Ah, setidaknya ini dapat membayar hutang di warung makan Mbak Inah yang setiap hari terus mendesak sampai membuat tagihan dengan tulisan besar yang ditempel di dalam warungnya sebagai salah satu cara menekan para penghutang yang lama tidak membayar. Aku mencoba memprotes, Mbak Inah dengan tenangnya mengatakan bahwa tulisan itu akan dicopot kalau hutang sudah terbayar. Setidaknya separonya. Ya, sudah sekitar  tiga puluhan ribu hutangku di sana. Ini lantaran bulan yang lalu wesel dari orang tua tidak kuterima. Memasuki bulan baru juga tiada kunjung datang. Itulah yang kubingungkan beberapa hari ini. Membuatku menggelepar. Perut harus terus diisi, sedang diri sudah  masuk blacklist. Untuk menumpang teman terus-menerus tidak enak pula. Bisa-bisa  malah  mendapat cap benalu. Hutang di warung lain? Sulit, belum punya hubungan. Ah, begitulah. Itulah yang mendorong untuk melakukan perbuatan yang baru saja aku lakukan.
Aku memasuki sebuah warung. Memesan es teh, menyambar pisang goreng. Setelah pisang goreng habis, aku memesan sepiring nasi. Makanku lahap sekali. Usai makan, kunyalakan sebatang rokok kretek, lalu asyik mempermainkan asapnya.

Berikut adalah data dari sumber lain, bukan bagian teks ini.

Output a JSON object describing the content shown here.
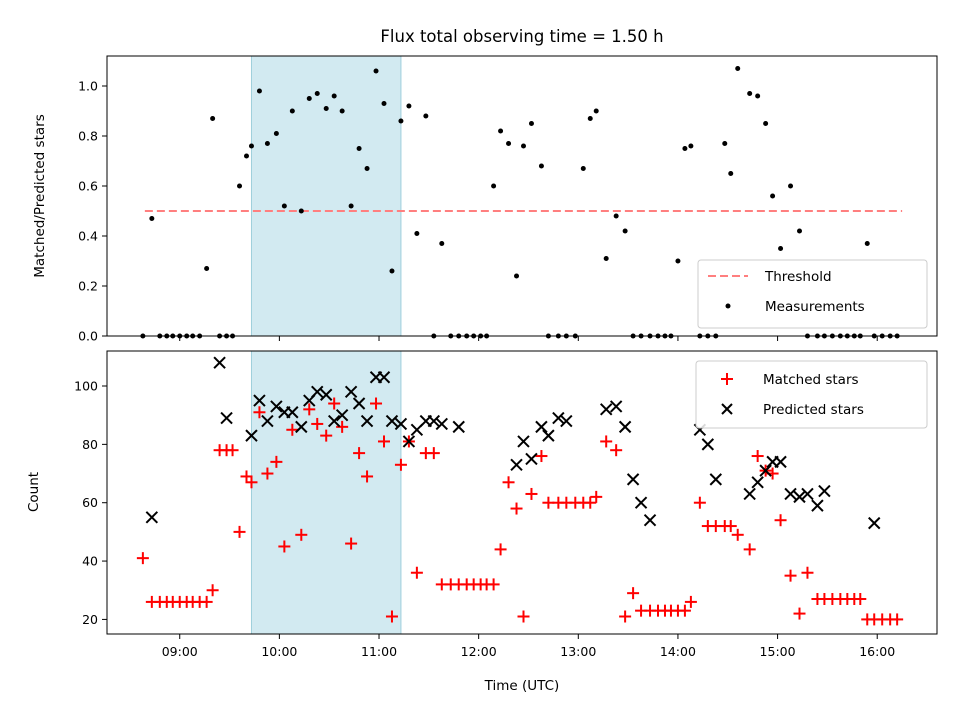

Pandangan mataku keluar warung. Kulihat Ibu gemuk berjalan tertatih-tatih dengan membawa dua belanjaan di tangannya. Hatiku berdesir. Ibu gemuk tadi! Tiba-tiba saja aku begitu gelisah. Terbayang kembali pemuda rambut gondrong yang menjadi kambing hitam terkapar dengan darah mengucur, kubayangkan bila si Ibu gemuk itu adalah seorang penjual nasi yang bersusah payah menempuh hidup untuk menambah penghasilan keluarga. Ah, kalau suaminya sudah tidak ada dan ia seorang janda? Ah, kalau anak banyak. Delapan misalnya. Lalu,aku? Tiba-tiba pertarungan hebat terjadi lagi di dalam diriku. Aku tidak mampu menguasai diri. Hanya jadi pendengar dan penonton.
Aku berdiri. Membayar dengan uang hasil jarahan. Lalu berdiri di pinggir jalan. Mataku menanti Ibu gemuk mendekat. Aku harus mengembalikan. Aku akan jujur bila isi dompet-nya telah berkurang seribu lima ratus lima puluh rupiah untuk  isi  perut. Dan kuharapkan ia mau menerima maafku.
Semakin dekat  dan semakin dekat. Aku mantapkan  hati. Sesampai di depanku, kupanggil ia. Tubuhnya telah penuh keringat, wajahnya tampak lelah dan matanya tampak sayu. Ia tampak heran. Kukeluarkan dompet Ibu gemuk itu dari saku celanaku. Wajahnya berubah.
"Maaf, Bu, saya pencopetnya, saya...."
Tidak sempat kuselesaikan kalimatku, Ibu  gemuk itu telah menjerit lantang, "Copeeeet.......!" sambil menjatuhkan kedua barang bawaannya.
Kulihat orang-orang berhamburan dari berbagai penjuru bagaikan api yang siap membakar. Pikiran normalku adalah tidak ingin menjadi debu. Aku berlari menyelamatkan diri.
Api berkobar, membakar wajahku, membakar punggungku, membakar perutku, membakar kakiku, dan aku tetap berlari.